Sunday, February 10, 2008

USPTO management and workers AGREE: S.1145 on patent reform is flawed

Senators should note that both the USPTO administration AND the USPTO examiners' union [POPA] are opposing the current patent reform bill and thus senators should figure out that something is still wrong with the bill.

Of the union, ag-ip noted on 10 Feb:

The Patent Office Professional Association (POPA) has joined several other major labor unions in opposition to the Patent Reform Act of 2007, S. 1145. According to a press release by POPA, the coalition of unions sent a letter to every US Senator. In addition, POPA has signed with over 485 other corporations, associations and unions in a full page advertisement that ran in the newspaper Roll Call when the Senate went back in session.

Of the Bush administration and of the USPTO, Bioworld had noted:

The Bush administration in a six-page "views" letter to Sen. Patrick J. Leahy, chairman of the Senate Judiciary Committee, outlined its objections to a patent reform bill awaiting Senate approval.


While the administration supports legislation that would improve the patent system, the current version of S. 1145 "does not do that," insisted Jon Dudas, under secretary of commerce for intellectual property at the U.S. Patent and Trademark Office (USPTO).

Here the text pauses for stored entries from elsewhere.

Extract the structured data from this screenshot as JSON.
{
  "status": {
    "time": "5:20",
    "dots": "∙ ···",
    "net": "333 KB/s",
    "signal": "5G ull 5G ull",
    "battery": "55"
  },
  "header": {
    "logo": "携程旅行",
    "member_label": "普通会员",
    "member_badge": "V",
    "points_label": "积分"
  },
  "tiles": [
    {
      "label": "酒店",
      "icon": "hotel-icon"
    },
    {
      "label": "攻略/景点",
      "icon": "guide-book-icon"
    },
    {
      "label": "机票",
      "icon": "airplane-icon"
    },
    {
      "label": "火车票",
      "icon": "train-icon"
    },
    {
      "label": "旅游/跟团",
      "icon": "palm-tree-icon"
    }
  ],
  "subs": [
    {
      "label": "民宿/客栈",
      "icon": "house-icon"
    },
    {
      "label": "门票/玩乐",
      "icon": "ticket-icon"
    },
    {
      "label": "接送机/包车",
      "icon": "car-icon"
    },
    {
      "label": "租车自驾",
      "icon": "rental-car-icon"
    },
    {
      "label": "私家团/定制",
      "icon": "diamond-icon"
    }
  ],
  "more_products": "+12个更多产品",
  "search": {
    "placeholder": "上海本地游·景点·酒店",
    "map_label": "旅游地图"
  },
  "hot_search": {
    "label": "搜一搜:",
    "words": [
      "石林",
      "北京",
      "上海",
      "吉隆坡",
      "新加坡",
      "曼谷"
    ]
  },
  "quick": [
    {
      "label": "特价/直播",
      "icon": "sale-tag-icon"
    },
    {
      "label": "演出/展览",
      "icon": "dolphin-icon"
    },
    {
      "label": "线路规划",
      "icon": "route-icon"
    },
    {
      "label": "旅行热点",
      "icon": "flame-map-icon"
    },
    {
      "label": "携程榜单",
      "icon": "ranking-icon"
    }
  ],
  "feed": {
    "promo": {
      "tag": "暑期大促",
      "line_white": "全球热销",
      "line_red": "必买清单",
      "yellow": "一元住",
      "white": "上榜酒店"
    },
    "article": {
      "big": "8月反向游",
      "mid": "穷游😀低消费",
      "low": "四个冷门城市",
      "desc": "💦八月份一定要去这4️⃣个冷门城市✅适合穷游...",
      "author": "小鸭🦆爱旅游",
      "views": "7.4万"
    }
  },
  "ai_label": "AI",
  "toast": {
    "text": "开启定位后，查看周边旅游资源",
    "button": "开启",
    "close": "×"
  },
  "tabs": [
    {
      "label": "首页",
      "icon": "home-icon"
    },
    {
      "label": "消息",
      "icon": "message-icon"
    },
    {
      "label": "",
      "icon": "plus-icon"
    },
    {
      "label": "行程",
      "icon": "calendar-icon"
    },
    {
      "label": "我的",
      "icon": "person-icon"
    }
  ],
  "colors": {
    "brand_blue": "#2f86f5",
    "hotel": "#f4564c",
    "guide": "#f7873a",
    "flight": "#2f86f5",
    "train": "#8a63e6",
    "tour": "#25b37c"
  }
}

"In some ways, it undermines innovation, particularly in the damages provision," he asserted during a Feb. 5 media briefing.

See also:

Is patent reform going forward, or not?

See also:

USPTO pledges to rethink patent targets which includes a quote by Robert Budens about "serious government doublespeak."

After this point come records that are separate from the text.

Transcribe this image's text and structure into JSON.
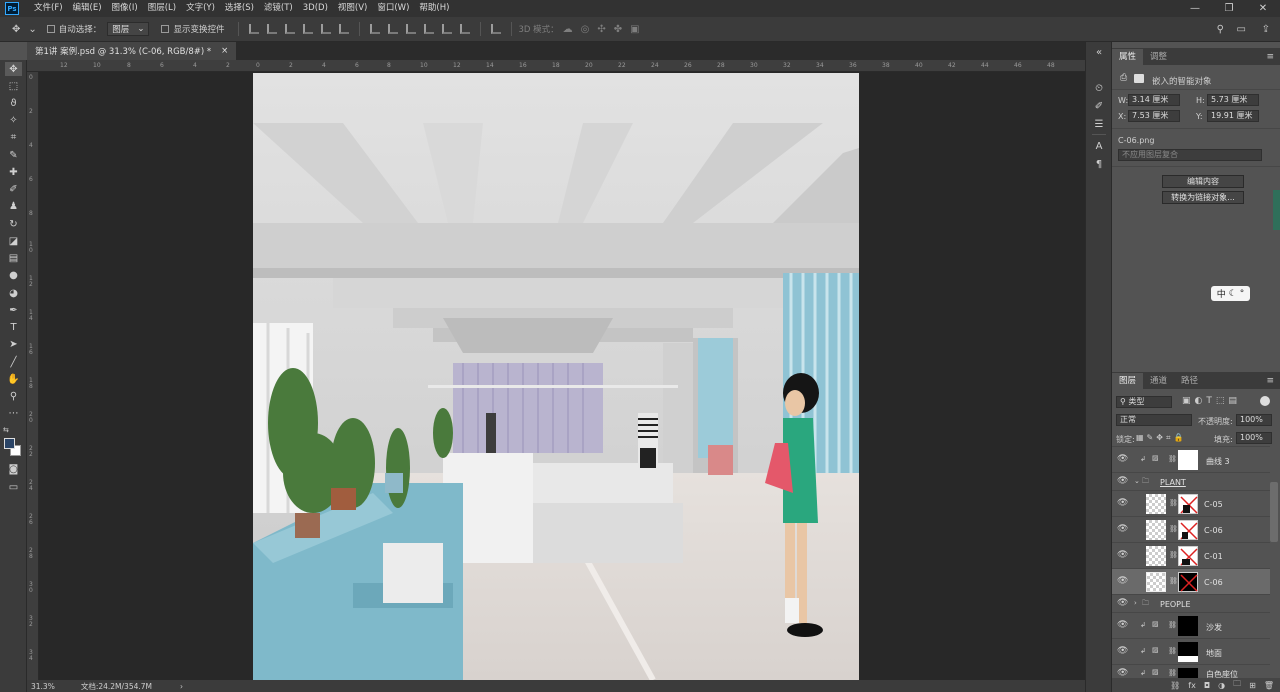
{
  "menubar": {
    "logo": "Ps",
    "items": [
      "文件(F)",
      "编辑(E)",
      "图像(I)",
      "图层(L)",
      "文字(Y)",
      "选择(S)",
      "滤镜(T)",
      "3D(D)",
      "视图(V)",
      "窗口(W)",
      "帮助(H)"
    ],
    "window_controls": [
      "—",
      "❐",
      "✕"
    ]
  },
  "optionsbar": {
    "auto_select_label": "自动选择：",
    "auto_select_value": "图层",
    "show_transform_label": "显示变换控件",
    "mode_3d_label": "3D 模式："
  },
  "document": {
    "tab_title": "第1讲 案例.psd @ 31.3% (C-06, RGB/8#) *",
    "close": "×"
  },
  "status": {
    "zoom": "31.3%",
    "doc_size": "文档:24.2M/354.7M",
    "arrow": "›"
  },
  "ruler": {
    "top": [
      "12",
      "10",
      "8",
      "6",
      "4",
      "2",
      "0",
      "2",
      "4",
      "6",
      "8",
      "10",
      "12",
      "14",
      "16",
      "18",
      "20",
      "22",
      "24",
      "26",
      "28",
      "30",
      "32",
      "34",
      "36",
      "38",
      "40",
      "42",
      "44",
      "46",
      "48"
    ],
    "left": [
      "0",
      "2",
      "4",
      "6",
      "8",
      "1 0",
      "1 2",
      "1 4",
      "1 6",
      "1 8",
      "2 0",
      "2 2",
      "2 4",
      "2 6",
      "2 8",
      "3 0",
      "3 2",
      "3 4"
    ]
  },
  "properties": {
    "tabs": [
      "属性",
      "调整"
    ],
    "header": "嵌入的智能对象",
    "w_label": "W:",
    "w_value": "3.14 厘米",
    "h_label": "H:",
    "h_value": "5.73 厘米",
    "x_label": "X:",
    "x_value": "7.53 厘米",
    "y_label": "Y:",
    "y_value": "19.91 厘米",
    "filename": "C-06.png",
    "comp_placeholder": "不应用图层复合",
    "edit_button": "编辑内容",
    "convert_button": "转换为链接对象..."
  },
  "ime": {
    "label": "中"
  },
  "layers": {
    "tabs": [
      "图层",
      "通道",
      "路径"
    ],
    "filter_type": "类型",
    "blend_mode": "正常",
    "opacity_label": "不透明度:",
    "opacity_value": "100%",
    "lock_label": "锁定:",
    "fill_label": "填充:",
    "fill_value": "100%",
    "rows": [
      {
        "name": "曲线 3"
      },
      {
        "name": "PLANT"
      },
      {
        "name": "C-05"
      },
      {
        "name": "C-06"
      },
      {
        "name": "C-01"
      },
      {
        "name": "C-06"
      },
      {
        "name": "PEOPLE"
      },
      {
        "name": "沙发"
      },
      {
        "name": "地面"
      },
      {
        "name": "白色座位"
      }
    ],
    "footer_icons": [
      "link-icon",
      "fx-icon",
      "mask-icon",
      "adjustment-icon",
      "group-icon",
      "new-layer-icon",
      "trash-icon"
    ]
  }
}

Along this line, note the discussion by LBE in 88 J. Pat. & Trademark Off. Soc'y 743 (footnote 8):

At some level, the use of the word "continuation" to mean more than one thing reminds one of Raffles v. Wichelhaus, 2 H.&C. 906, 159 Eng. Rep. 375 (Ex. 1864), wherein there was one contract mentioning the ship Peerless but two different ships called Peerless. Note MARVIN A. CHIRELSTEIN, CONCEPTS AND CASE ANALYSIS IN THE LAW OF CONTRACTS 87 (4th ed. 2001)[observing that Raffles "highlights the fallibility or variability of language itself and the possibility that the parties to a contract may use the same words to express quite different aims and expectations"]. However, there is no excuse for Science to use the same word to refer to different concepts in the same paragraph.

referring to an article in the journal Science --> Eli Kintisch, U.S. Wants to Curtail Add-On Patents to Reduce Backlog, 313 Science 425, 427 (28 July 2006).